The ISIL has not yet ventured into towns that are dominated by Shia residents, which are primarily in the south, and most certainly are now, protected by neighborhood militias. ISIL fighters have barely been tested against the full force of Shia military might. Whatever forays the group and its loyalists will make toward the capital will come from areas they already dominate, and that will likely be in the west.
The road to Baghdad had been cleared for them by the Iraqi government — something the government forces need to address urgently. Earlier this year the Justice Ministry abandoned the prison in Abu Ghraib, a town less than 10 miles from the capital, because it was deemed a hot area and security forces could not guarantee they could defend it.

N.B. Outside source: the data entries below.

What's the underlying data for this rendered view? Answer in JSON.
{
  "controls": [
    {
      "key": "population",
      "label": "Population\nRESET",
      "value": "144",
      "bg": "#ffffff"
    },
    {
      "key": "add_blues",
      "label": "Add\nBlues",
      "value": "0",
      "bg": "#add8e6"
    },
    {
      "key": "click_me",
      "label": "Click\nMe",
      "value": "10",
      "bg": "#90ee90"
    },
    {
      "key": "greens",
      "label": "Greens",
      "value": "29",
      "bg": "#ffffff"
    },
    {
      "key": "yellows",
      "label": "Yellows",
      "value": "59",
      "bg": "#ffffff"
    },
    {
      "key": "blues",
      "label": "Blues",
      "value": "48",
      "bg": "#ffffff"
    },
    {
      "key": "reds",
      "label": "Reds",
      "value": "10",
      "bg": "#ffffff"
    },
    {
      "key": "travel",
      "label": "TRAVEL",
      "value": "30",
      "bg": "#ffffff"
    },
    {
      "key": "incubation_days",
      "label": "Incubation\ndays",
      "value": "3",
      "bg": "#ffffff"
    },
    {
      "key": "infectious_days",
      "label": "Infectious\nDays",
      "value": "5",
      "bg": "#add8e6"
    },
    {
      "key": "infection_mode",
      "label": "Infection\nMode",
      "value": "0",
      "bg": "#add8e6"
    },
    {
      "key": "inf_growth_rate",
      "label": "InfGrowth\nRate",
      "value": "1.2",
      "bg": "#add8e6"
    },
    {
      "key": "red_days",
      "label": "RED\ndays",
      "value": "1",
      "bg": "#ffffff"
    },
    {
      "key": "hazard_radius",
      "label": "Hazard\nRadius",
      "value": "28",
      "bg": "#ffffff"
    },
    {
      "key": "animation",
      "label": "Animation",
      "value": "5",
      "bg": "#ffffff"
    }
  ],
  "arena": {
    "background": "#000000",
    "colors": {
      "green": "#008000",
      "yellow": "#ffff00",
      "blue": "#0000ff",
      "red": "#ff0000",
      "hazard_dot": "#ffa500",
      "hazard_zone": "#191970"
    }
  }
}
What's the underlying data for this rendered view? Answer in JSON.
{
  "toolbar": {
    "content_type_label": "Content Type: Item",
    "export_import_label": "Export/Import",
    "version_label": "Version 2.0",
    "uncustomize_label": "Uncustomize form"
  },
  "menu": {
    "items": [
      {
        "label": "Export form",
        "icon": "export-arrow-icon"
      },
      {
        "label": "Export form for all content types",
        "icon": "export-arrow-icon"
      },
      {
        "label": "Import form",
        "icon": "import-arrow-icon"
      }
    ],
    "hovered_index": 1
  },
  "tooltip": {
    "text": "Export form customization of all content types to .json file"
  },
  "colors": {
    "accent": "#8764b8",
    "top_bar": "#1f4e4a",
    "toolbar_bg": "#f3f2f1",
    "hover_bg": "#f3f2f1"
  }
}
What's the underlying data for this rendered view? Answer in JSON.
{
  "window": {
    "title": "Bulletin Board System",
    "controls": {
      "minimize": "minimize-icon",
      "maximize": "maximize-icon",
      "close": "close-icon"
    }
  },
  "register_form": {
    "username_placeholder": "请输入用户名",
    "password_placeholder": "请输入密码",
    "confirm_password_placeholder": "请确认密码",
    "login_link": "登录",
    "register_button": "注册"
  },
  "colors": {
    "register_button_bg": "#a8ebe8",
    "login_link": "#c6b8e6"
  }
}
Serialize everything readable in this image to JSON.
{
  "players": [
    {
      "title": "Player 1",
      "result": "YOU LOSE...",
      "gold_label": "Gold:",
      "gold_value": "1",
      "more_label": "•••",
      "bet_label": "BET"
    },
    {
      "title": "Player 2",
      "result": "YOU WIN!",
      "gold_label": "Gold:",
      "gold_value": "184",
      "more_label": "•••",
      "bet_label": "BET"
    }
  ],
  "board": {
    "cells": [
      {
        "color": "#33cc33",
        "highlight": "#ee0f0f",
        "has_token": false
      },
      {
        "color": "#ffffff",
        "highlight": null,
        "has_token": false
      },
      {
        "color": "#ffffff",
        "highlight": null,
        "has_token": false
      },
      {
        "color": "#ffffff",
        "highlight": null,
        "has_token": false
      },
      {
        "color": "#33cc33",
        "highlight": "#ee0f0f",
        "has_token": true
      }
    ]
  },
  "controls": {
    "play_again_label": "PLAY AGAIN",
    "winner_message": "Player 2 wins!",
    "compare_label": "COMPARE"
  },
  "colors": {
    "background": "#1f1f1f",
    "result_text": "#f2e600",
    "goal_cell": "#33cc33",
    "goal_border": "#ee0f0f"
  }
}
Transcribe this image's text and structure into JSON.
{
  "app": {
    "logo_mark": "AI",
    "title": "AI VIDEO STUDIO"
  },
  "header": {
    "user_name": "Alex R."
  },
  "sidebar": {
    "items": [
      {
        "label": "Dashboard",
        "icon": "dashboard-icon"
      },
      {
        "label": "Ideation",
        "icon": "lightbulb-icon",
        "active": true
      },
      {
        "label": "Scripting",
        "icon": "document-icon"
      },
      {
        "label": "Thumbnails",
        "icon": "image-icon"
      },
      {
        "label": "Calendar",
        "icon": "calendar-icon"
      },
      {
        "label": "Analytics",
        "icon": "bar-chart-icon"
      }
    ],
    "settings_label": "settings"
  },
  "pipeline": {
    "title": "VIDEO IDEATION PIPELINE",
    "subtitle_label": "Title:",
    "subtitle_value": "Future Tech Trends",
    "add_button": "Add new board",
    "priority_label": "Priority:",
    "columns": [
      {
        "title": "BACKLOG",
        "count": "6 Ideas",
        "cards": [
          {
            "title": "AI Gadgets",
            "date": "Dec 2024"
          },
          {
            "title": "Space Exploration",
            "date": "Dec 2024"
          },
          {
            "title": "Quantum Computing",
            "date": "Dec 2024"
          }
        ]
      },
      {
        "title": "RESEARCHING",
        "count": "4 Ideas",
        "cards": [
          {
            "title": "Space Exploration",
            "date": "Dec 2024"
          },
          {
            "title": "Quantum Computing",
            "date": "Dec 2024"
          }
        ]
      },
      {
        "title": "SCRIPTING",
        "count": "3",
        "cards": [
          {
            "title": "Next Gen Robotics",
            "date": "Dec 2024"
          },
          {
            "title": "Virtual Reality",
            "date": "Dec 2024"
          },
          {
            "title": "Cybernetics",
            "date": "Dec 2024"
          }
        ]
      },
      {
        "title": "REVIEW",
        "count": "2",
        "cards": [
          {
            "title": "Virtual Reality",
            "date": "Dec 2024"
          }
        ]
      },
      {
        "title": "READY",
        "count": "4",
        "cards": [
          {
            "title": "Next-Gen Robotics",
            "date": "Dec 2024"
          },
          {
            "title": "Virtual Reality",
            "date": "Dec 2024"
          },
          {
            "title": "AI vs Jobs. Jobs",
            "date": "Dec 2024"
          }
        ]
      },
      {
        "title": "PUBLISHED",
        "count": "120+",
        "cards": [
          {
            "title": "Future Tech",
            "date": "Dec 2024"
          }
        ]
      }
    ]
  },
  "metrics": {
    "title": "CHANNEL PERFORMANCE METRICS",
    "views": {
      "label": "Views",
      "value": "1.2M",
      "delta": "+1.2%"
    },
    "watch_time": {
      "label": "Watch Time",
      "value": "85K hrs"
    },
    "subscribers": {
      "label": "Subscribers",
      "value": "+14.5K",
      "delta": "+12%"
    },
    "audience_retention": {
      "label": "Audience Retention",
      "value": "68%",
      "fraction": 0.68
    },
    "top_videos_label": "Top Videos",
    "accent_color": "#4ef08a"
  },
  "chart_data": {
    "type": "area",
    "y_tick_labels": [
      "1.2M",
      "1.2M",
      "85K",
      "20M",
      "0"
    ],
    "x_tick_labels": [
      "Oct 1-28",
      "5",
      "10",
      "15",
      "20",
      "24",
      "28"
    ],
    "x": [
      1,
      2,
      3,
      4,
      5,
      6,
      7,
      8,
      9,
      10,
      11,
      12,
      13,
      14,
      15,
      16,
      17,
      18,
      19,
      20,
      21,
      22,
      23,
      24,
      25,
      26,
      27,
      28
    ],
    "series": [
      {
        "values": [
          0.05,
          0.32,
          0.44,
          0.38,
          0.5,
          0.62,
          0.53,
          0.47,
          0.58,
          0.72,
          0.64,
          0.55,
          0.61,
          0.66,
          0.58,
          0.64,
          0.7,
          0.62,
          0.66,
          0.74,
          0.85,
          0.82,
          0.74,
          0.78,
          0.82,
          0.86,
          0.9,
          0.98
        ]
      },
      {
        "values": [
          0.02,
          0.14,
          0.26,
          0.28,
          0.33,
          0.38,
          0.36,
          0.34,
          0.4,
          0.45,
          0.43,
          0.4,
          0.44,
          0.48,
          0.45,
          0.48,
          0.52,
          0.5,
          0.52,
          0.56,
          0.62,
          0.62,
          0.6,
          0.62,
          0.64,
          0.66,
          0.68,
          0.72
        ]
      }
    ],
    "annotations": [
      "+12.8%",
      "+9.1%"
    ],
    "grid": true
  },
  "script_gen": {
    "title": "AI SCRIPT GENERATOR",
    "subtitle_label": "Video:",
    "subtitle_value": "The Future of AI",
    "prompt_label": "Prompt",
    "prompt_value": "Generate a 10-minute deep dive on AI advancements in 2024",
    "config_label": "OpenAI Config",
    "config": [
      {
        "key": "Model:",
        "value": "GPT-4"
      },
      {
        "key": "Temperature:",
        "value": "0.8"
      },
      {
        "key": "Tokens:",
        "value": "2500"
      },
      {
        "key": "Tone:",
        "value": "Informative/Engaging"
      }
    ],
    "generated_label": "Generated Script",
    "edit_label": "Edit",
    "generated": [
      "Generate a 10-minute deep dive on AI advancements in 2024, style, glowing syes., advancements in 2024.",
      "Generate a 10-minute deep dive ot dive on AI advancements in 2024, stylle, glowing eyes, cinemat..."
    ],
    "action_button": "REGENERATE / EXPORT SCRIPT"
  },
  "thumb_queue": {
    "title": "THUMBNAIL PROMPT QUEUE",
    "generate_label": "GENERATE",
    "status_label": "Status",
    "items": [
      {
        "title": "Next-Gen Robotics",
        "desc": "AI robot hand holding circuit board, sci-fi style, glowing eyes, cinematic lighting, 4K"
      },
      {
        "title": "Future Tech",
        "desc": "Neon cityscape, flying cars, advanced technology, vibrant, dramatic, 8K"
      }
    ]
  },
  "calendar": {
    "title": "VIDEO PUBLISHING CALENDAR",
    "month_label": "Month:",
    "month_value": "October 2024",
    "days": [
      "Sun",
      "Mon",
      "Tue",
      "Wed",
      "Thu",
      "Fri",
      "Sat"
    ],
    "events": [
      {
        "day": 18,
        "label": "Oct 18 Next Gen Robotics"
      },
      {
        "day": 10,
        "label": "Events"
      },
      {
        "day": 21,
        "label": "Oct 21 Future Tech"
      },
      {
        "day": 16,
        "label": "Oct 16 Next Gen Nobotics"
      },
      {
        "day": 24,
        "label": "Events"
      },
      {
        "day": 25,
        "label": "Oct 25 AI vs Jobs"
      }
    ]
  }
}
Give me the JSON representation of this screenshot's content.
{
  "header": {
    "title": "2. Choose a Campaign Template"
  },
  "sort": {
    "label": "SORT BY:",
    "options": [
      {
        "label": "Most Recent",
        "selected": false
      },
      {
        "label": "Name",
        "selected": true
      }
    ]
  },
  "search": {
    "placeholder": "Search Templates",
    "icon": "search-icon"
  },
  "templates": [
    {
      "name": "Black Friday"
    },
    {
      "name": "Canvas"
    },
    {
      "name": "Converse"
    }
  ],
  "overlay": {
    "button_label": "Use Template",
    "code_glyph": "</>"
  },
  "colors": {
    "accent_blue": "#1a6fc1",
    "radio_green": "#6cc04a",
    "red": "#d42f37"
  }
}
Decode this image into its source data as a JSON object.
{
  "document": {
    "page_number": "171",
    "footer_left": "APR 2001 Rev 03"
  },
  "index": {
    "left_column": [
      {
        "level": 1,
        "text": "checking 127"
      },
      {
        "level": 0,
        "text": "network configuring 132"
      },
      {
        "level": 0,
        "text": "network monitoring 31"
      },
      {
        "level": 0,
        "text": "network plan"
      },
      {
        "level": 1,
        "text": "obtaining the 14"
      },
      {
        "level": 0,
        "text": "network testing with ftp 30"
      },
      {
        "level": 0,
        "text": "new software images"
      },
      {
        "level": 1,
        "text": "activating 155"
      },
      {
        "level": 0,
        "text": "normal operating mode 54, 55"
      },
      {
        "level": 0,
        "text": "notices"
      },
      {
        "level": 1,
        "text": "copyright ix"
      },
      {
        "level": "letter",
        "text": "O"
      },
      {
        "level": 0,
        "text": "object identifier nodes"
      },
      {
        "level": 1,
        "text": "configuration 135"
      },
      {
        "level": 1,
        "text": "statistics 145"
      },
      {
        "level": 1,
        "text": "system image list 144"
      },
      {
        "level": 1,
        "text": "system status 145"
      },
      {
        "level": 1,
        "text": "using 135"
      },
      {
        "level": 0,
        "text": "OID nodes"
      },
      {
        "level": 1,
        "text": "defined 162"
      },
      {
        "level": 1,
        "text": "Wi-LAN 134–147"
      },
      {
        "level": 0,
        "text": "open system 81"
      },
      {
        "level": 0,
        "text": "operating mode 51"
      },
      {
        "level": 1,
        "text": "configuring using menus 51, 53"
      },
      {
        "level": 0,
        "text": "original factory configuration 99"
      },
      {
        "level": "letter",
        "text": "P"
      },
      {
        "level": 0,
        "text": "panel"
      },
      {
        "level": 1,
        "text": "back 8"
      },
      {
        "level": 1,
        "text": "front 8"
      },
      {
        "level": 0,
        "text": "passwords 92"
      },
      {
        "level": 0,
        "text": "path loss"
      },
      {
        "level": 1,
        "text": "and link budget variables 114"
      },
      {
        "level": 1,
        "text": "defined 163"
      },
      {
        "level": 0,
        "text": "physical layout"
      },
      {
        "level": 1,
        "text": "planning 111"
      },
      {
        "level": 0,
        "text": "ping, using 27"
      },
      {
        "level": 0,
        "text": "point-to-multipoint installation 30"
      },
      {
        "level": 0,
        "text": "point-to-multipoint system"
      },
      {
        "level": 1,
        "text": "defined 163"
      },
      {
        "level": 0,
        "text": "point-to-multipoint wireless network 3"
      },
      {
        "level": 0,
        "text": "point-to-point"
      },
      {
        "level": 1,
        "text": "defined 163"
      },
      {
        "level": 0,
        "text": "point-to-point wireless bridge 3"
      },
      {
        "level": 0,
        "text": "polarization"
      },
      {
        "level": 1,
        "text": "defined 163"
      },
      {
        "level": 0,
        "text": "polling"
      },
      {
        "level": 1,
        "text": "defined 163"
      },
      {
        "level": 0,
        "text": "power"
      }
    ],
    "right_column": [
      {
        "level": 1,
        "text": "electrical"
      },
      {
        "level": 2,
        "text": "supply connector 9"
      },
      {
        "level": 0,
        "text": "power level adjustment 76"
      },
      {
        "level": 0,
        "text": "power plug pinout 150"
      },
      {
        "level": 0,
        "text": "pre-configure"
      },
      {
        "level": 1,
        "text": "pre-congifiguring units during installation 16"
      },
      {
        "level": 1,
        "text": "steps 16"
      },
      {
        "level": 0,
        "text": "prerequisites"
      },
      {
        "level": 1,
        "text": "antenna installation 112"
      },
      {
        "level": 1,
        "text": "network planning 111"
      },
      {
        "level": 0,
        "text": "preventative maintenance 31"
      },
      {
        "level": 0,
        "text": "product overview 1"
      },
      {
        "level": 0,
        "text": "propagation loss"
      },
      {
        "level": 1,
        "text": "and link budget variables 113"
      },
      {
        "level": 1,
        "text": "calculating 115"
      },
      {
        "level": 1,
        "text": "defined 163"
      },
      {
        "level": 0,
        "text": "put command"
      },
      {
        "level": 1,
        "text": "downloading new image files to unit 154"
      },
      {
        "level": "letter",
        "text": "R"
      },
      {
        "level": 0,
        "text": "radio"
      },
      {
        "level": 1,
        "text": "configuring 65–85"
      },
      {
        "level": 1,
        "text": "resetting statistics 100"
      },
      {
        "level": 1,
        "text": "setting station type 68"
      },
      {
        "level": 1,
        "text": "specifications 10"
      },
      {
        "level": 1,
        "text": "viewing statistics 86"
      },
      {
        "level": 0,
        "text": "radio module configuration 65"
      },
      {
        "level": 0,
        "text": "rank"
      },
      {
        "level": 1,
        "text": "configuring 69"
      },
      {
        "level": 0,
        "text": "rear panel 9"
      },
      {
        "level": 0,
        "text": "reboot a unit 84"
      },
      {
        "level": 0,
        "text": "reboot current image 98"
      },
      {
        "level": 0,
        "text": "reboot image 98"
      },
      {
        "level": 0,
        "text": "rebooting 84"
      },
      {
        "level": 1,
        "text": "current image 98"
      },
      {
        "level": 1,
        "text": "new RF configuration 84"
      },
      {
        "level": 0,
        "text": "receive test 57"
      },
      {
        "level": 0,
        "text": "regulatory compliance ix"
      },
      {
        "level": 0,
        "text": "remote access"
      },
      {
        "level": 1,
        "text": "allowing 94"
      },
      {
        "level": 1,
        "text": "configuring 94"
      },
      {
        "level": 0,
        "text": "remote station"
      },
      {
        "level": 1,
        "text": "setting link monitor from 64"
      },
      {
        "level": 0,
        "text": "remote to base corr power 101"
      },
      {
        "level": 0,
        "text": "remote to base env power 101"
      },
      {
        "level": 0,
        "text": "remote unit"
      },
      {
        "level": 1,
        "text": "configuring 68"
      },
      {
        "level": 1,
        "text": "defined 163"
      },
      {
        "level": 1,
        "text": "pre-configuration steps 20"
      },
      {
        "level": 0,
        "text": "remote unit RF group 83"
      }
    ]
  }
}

There was a breakout last year, orchestrated by those now leading the charge against Prime Minister Nouri al-Maliki and his government, with over 500 inmates set loose and over a dozen people — guards and inmates — killed in the shootout that ensued.
From Abu Ghraib, access to the western Baghdad suburb of Amriya will be quick and straightforward. During the years of civil war in Iraq, Amriya was home to Sunni fighters who eventually worked out a truce with U.S. troops and formed the Sons of Iraq neighborhood watch. They were shut out of the police ranks by the Iraqi government, despite repeated pleas by the U.S. military.
Before they began cooperating with the U.S., Amriya’s fighters launched roadside bomb attacks on the main highway that ran through its southern flank — the road to Baghdad International Airport. Securing the major highway was one of the main reasons the U.S. military focused on subduing Amriya.
Now analysts expect ISIL fighters to begin their assault on the capital by sabotaging the airport road again and attacking the city as they did Mosul, beginning with stunning car bomb attacks that cause dozens of fatalities, suicide bombings and roadside explosives.
It remains to be seen how they will use the U.S.-provided equipment they won off the Iraqi security forces, whether they will direct them at the capital and the Shia shrines or whether they will continue to move those heavy tanks and armored Humvees over the border to fight Syrian government forces.
The ISIL’s looting of the bank in Mosul and their subsequent capture of almost $500 million will bring it even more success and popularity among extremists, which could result in more volunteers.
One thing is clear: With the streets of the capital teeming with Shia militia of every band, whatever action ISIL fighters take, there will be a very real risk of retaliation by those militias against Sunni civilians living in Baghdad, caught once again in the heart of another sectarian war.